The stakes are high in terms of policy transfer for the United States. Interest in how the United States developed a successful mass higher education system sparked reform and adjustment policies across the world. U.S. higher education still enjoys a competitive advantage, as shown by the rankings of U.S. universities in the Academic Ranking of World Universities, but because it had no other system to look up to, and also because of a characteristic isolationist slant, that dominant position has narrowed the focus of U.S. higher education policy on domestic issues rather than it has opened it to transnational issues. The consequence is that the reform impetus now lies with now-rival international higher education systems. Asian countries are a case in point. The Chinese government, for example, is investing massively to create world-class universities. New combinations of homegrown and international models and more competitive approaches to international mobility and partnerships are likely to change the higher education market, i.e. the transactions for talent as well as their destinations in the near future.

5. Conclusion

The National Science Board revealed in 2010 that U.S. dominance in NS&E (Natural Sciences and Engineering) had slipped over the past decade and that R&D intensity had grown considerably in Asia while it had remained steady in the United States. In some Asian countries, R&D growth rate is now two, three, even four, times that of the U.S. (NSB, 2010 / Jan.15 Press Release). The U.S. student mobility equation should no longer be underestimated. Cultural dominance is volatile in the face of global geopolitical strategies. U.S. leadership in the proportion of young college graduates enrollment has eroded down to a 10th rank in the 2008 percentage of adults (25–34) holding an Associate’s Degree or higher (NCPPHE, 2008: 6). Most of the post-2002 increase in U.S. NS&E doctorate production reflects degrees awarded to temporary and permanent visa holders, who in 2007 earned about 11,600 of 22,500 U.S. NS&E doctorates. Foreign nationals have earned more than half of U.S.

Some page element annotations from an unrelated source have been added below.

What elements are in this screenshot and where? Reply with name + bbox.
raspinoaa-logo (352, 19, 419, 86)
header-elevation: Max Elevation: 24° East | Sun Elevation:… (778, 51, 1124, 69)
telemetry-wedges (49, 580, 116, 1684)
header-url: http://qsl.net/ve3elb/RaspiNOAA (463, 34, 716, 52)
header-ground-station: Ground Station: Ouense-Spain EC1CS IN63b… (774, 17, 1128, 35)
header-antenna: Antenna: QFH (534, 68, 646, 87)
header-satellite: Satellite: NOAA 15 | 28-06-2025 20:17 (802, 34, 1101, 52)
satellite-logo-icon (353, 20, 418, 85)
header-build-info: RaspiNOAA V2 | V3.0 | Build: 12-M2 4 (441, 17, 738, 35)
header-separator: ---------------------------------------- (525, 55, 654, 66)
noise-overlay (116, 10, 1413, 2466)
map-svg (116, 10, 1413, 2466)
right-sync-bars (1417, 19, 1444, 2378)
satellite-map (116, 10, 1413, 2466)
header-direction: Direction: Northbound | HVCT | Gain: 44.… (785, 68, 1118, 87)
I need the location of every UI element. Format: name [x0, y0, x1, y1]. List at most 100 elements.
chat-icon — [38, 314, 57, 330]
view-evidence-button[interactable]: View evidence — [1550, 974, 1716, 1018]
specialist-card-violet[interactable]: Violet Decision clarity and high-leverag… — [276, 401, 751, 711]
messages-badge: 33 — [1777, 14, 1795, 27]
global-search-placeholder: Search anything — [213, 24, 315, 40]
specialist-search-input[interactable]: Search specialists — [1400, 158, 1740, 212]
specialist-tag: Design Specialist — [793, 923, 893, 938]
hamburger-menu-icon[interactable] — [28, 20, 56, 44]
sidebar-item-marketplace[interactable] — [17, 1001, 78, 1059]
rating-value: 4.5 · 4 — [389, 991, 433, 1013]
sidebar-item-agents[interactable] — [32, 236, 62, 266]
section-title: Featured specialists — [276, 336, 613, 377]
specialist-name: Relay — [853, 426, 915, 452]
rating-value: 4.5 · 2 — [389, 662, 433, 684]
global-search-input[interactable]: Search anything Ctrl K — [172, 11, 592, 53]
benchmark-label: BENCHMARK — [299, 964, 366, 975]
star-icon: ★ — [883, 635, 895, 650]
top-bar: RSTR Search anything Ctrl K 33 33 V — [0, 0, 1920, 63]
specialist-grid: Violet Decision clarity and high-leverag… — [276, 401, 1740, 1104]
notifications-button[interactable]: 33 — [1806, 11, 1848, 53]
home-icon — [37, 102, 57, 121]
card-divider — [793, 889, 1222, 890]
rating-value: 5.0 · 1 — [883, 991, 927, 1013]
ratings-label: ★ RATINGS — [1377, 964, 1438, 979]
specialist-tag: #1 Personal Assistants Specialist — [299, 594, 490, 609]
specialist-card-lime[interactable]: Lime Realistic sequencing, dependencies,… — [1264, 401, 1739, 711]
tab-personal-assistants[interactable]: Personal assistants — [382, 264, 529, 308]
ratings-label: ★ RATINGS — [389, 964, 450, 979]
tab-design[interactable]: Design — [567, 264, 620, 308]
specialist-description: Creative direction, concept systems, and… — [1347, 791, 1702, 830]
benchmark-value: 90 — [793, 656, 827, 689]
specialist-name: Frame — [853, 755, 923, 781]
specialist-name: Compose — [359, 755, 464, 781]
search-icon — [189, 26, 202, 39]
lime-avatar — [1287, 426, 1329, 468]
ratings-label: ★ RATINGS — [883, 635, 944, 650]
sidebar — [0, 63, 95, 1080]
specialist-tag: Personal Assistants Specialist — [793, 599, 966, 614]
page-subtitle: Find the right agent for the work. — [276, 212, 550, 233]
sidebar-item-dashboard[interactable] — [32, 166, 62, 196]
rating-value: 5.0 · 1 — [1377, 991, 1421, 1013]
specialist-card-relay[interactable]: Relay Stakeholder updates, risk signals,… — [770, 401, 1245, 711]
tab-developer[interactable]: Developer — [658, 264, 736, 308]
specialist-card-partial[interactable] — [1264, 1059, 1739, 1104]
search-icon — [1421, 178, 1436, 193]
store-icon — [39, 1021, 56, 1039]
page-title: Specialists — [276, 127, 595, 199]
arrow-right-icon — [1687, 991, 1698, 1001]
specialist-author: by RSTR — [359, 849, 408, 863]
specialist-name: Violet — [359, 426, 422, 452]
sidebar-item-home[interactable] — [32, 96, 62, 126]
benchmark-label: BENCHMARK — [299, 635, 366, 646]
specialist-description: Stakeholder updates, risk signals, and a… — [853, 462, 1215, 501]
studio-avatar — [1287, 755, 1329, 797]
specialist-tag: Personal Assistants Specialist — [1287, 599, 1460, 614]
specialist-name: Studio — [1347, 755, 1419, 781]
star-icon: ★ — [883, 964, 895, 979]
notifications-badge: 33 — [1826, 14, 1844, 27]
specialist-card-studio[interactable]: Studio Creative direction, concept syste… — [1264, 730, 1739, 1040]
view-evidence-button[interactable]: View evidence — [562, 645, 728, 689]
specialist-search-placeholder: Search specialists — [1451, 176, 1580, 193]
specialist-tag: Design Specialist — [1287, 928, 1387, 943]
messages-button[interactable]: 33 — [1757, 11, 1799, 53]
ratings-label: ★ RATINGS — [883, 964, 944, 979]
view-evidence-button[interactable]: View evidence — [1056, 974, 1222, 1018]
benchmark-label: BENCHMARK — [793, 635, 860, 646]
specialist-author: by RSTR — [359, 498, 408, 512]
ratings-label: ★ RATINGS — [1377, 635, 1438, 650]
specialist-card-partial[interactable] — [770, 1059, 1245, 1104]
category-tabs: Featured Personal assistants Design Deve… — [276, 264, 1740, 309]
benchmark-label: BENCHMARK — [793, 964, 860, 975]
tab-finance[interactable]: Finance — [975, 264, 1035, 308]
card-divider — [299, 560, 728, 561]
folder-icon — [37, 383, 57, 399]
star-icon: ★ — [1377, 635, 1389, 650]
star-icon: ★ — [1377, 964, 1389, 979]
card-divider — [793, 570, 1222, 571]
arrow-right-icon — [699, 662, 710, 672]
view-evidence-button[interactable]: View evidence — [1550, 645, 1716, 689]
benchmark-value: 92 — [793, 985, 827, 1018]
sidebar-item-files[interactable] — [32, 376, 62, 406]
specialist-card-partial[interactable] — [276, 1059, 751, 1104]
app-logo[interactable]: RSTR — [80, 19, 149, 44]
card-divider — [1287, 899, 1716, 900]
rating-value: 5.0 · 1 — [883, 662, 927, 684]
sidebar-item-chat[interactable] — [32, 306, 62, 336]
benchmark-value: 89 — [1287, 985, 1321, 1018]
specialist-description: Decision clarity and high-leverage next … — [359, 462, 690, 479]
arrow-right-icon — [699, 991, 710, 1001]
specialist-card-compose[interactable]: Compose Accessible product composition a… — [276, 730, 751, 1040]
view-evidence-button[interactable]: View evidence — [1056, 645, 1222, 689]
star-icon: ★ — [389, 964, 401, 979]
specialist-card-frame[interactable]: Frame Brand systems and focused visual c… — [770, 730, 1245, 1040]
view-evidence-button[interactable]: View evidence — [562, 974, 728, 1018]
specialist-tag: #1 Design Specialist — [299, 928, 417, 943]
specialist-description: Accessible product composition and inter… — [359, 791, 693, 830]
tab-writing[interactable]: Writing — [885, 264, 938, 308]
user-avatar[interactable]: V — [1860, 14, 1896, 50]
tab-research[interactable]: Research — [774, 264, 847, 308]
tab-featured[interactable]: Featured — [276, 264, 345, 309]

NS&E doctorates since 2006. Half of these students are from East Asia, mostly from China (31%), India (14%), and South Korea (7%) (NSB 2010 / “Global Higher Education and Workforce Trends”).

In a context of declining homegrown research, turning a blind eye to the U.S. Euro-Asian mobility equation may have serious long-term consequences. From a market perspective, a logical strategy for U.S. graduate schools would be to seek to attract the most talented Asian students to have them contribute to research efforts in the United States and, once trained, to facilitate their permanent residence status in the United States. Graduate student retainment was precisely the motive behind the proposed 2009 Staple Act, also known as the Stopping Trained in America PhDs from Leaving the Economy Act, which aimed to exempt international holders of PhDs in the sciences, technology, mathematics and engineering from resident limits under the Immigration and Nationality Act. The text was introduced on March 30, 2009 by Representative Jeff Flake (R) of Arizona but was to die in the Congressional Subcommittee on Immigration, Citizenship, Refugees, Border Security, and International Law. The impetus is now on the side of Asian countries, with geostrategic questions raised as to the mobility, or lack of the same, of U.S. students and to the attractiveness and future world-class status of U.S.

higher education in the face of Asian countries.